# Hi im new! Photos of my pony!



## kitten_Val (Apr 25, 2007)

Very nice horse!


----------



## Small_Town_Girl (Feb 15, 2008)

What a lovely little pony and look at her jump! Wow!


----------



## PoptartShop (Jul 25, 2010)

Welcome!  Wow, she's gorgeous. I love her name, too.


----------



## popster (Apr 30, 2008)

Thanks!
8) 
Its actually a gelding, but ssshhhhhhh i wont tell him you thought he was a girl!


----------



## popster (Apr 30, 2008)

More! 
But in a much lower quality as comp is playing up and wont upload them any bigger!


----------



## PoptartShop (Jul 25, 2010)

Oh, I'm sorry! LOL! He*
Aww, he's lovely!


----------



## free_sprtd (Oct 18, 2007)

OH MY GOSH, im in love with him!!!!! and love his name too  

i've always wanted to visit ireland, i bet it's beautiful there! how old is you're boy? and how tall?

WELCOME!


----------



## popster (Apr 30, 2008)

Thanks, he's my baby! Only 6 so just starting out on his showjumping career! I have thousands of photos of him i'll post some more later!

he's a 14.2hh btw


----------



## popster (Apr 30, 2008)




----------



## appylover31803 (Sep 18, 2007)

He's adorable! You two look like you'll make a great team!

And welcome to the HF!


----------



## free_sprtd (Oct 18, 2007)

I'm in love hehehe

he's just so gorgeous!


----------



## FGRanch (Feb 9, 2008)

Welcome to the HorseForum! I look forward to getting to know you and hearing more stories about your beautiful pony!  

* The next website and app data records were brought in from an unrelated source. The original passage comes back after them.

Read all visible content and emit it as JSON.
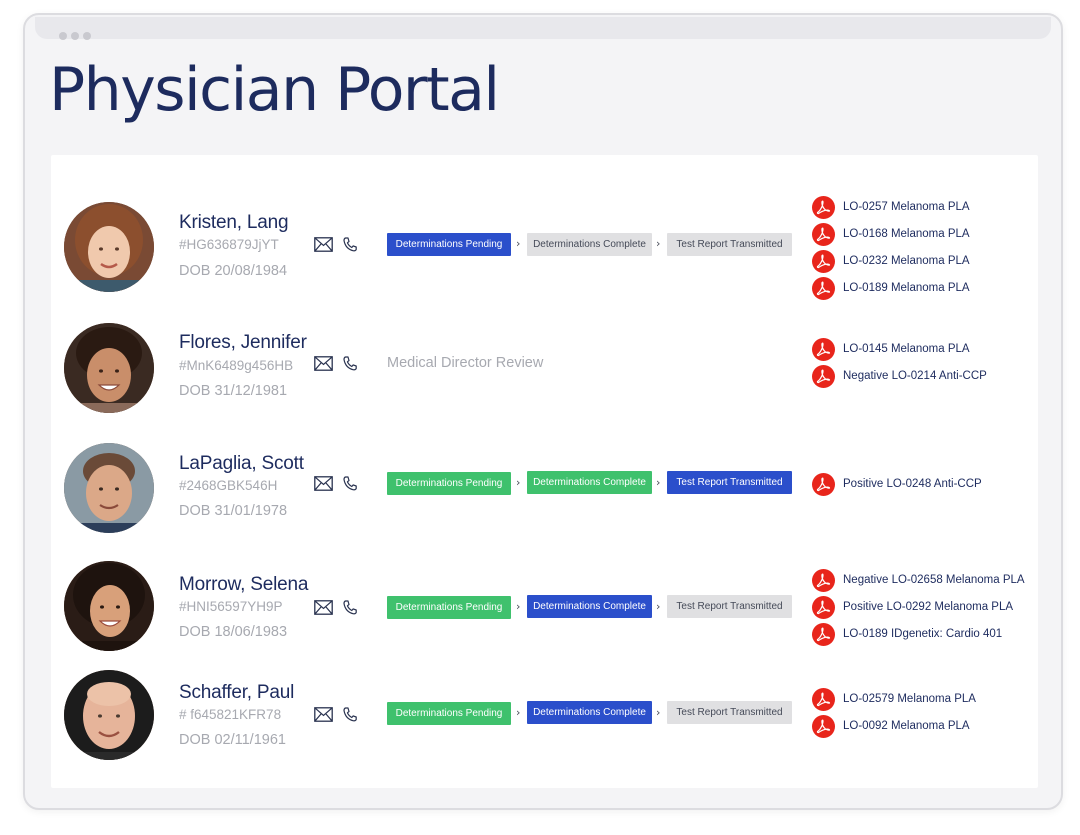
{
  "page": {
    "title": "Physician Portal"
  },
  "colors": {
    "title": "#1d2b5e",
    "stage_active": "#2b4fcb",
    "stage_done": "#3fc16d",
    "stage_pending": "#e0e0e2",
    "pdf_icon": "#e8251b"
  },
  "icons": {
    "contact_email": "envelope-icon",
    "contact_phone": "phone-icon",
    "report": "pdf-icon"
  },
  "patients": [
    {
      "name": "Kristen, Lang",
      "id": "#HG636879JjYT",
      "dob": "DOB 20/08/1984",
      "workflow": [
        {
          "label": "Determinations Pending",
          "state": "active"
        },
        {
          "label": "Determinations Complete",
          "state": "pending"
        },
        {
          "label": "Test Report Transmitted",
          "state": "pending"
        }
      ],
      "reports": [
        "LO-0257 Melanoma PLA",
        "LO-0168 Melanoma PLA",
        "LO-0232 Melanoma PLA",
        "LO-0189 Melanoma PLA"
      ]
    },
    {
      "name": "Flores, Jennifer",
      "id": "#MnK6489g456HB",
      "dob": "DOB 31/12/1981",
      "status_text": "Medical Director Review",
      "reports": [
        "LO-0145 Melanoma PLA",
        "Negative LO-0214 Anti-CCP"
      ]
    },
    {
      "name": "LaPaglia, Scott",
      "id": "#2468GBK546H",
      "dob": "DOB 31/01/1978",
      "workflow": [
        {
          "label": "Determinations Pending",
          "state": "done"
        },
        {
          "label": "Determinations Complete",
          "state": "done"
        },
        {
          "label": "Test Report Transmitted",
          "state": "active"
        }
      ],
      "reports": [
        "Positive LO-0248 Anti-CCP"
      ]
    },
    {
      "name": "Morrow, Selena",
      "id": "#HNI56597YH9P",
      "dob": "DOB 18/06/1983",
      "workflow": [
        {
          "label": "Determinations Pending",
          "state": "done"
        },
        {
          "label": "Determinations Complete",
          "state": "active"
        },
        {
          "label": "Test Report Transmitted",
          "state": "pending"
        }
      ],
      "reports": [
        "Negative LO-02658 Melanoma PLA",
        "Positive LO-0292 Melanoma PLA",
        "LO-0189 IDgenetix: Cardio 401"
      ]
    },
    {
      "name": "Schaffer, Paul",
      "id": "# f645821KFR78",
      "dob": "DOB 02/11/1961",
      "workflow": [
        {
          "label": "Determinations Pending",
          "state": "done"
        },
        {
          "label": "Determinations Complete",
          "state": "active"
        },
        {
          "label": "Test Report Transmitted",
          "state": "pending"
        }
      ],
      "reports": [
        "LO-02579 Melanoma PLA",
        "LO-0092 Melanoma PLA"
      ]
    }
  ]
}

He is a very handsome man and he sure seems to have a lot of jump to him!


----------



## WSArabians (Apr 14, 2008)

Welcome to the forums!
You've got a lovely boy, and it looks like you guys are a great team.


----------



## JustDressageIt (Oct 4, 2007)

You two make quite the pair! Very nice! 

Oh and welcome to the HF!


----------



## mudypony (Jan 30, 2008)

Your horse is absolutely stunning!! He has a great jump and looks like he'll be an amazing show jumper. I'd love to see more pics.


----------



## popster (Apr 30, 2008)

hey guys, thanks for all the great comments!!

I actually have lots of ponies and horses so i'll show you some more later on!

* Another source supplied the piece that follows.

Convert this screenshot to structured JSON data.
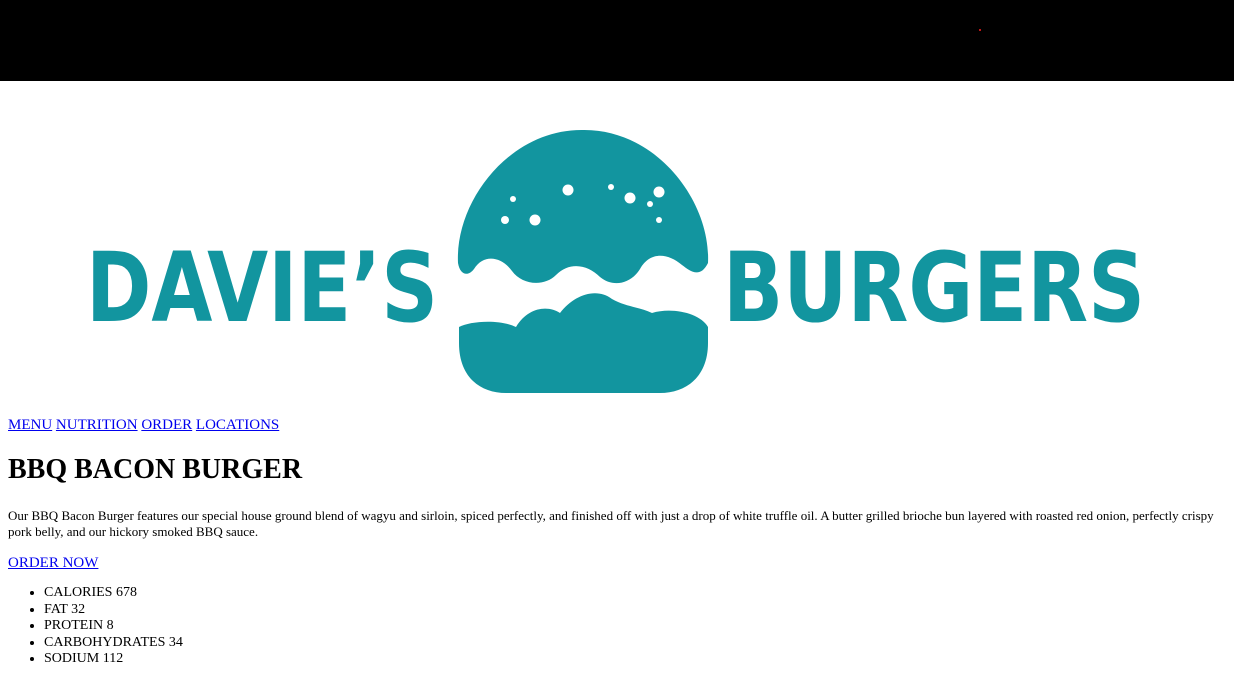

As for flint heres some more!















































































Thats enough for now!


----------



## PoptartShop (Jul 25, 2010)

Ahh he's sucha cutie!  Looks fab. Pretty beach pic too!


----------



## moomoo (Feb 21, 2007)

He is Goregeous 

What part of Ireland are you from? 

I'm in Enland, but Misty came over from Ireland on a ferry and ended up with me


----------



## popster (Apr 30, 2008)

aw thank you both!

Im from dublin, well the outskirts!  
WHat part of england are you from , i know it pretty well, ive spent a lot of time there!


----------



## meggymoo (Mar 10, 2007)

Wow what a stunning fella! Such a pop on him too, you look great together! :wink: 
Welcome to the Horseforum!


----------



## popster (Apr 30, 2008)

thanks! i love him to bits but he can be so bold sometimes, think he's just going through a phase!! :lol:


----------



## moomoo (Feb 21, 2007)

Cool 8) Misty is from Donegal (Dunlewey) I am in Manchester, near warrington (if you know towns) but he countryside bit lol


----------



## popster (Apr 30, 2008)

oh cool, in know donegal quite well!
I dont really know manchester but ive been there once, i know sussex and cambridge and london very well!


----------



## moomoo (Feb 21, 2007)

Do you know Dunlewey? She is a Dunlewey Connemara Pony


----------



## Kira (May 7, 2008)

Beautiful!!! Thanks For Sharing!!!


----------



## popster (Apr 30, 2008)

I do know dunlewly yeah!
thanks kira!


----------



## geewillikers (May 4, 2008)

He sure loves to jump - thanks for the pictures. He's a hotty - and you jump very well


----------



## moomoo (Feb 21, 2007)

Wow!  I want to visit Dunlewey and meet Mistys mum and half brothers and sisters


----------



## popster (Apr 30, 2008)

you should!!


----------



## kim_angel (Oct 16, 2007)

great pics!


----------



## Juno21 (Jun 17, 2008)

he is very cute!!


----------



## my2geldings (Feb 18, 2008)

Welcome to the forum  You have a lovely "pony"


----------



## popster (Apr 30, 2008)

*thanks!*

thank you all!
Why do you put ''pony'' though?


----------



## Dapy (Jun 3, 2008)

what a adorable pony, I love him. You 2 sure make a good team.


----------



## popster (Apr 30, 2008)




----------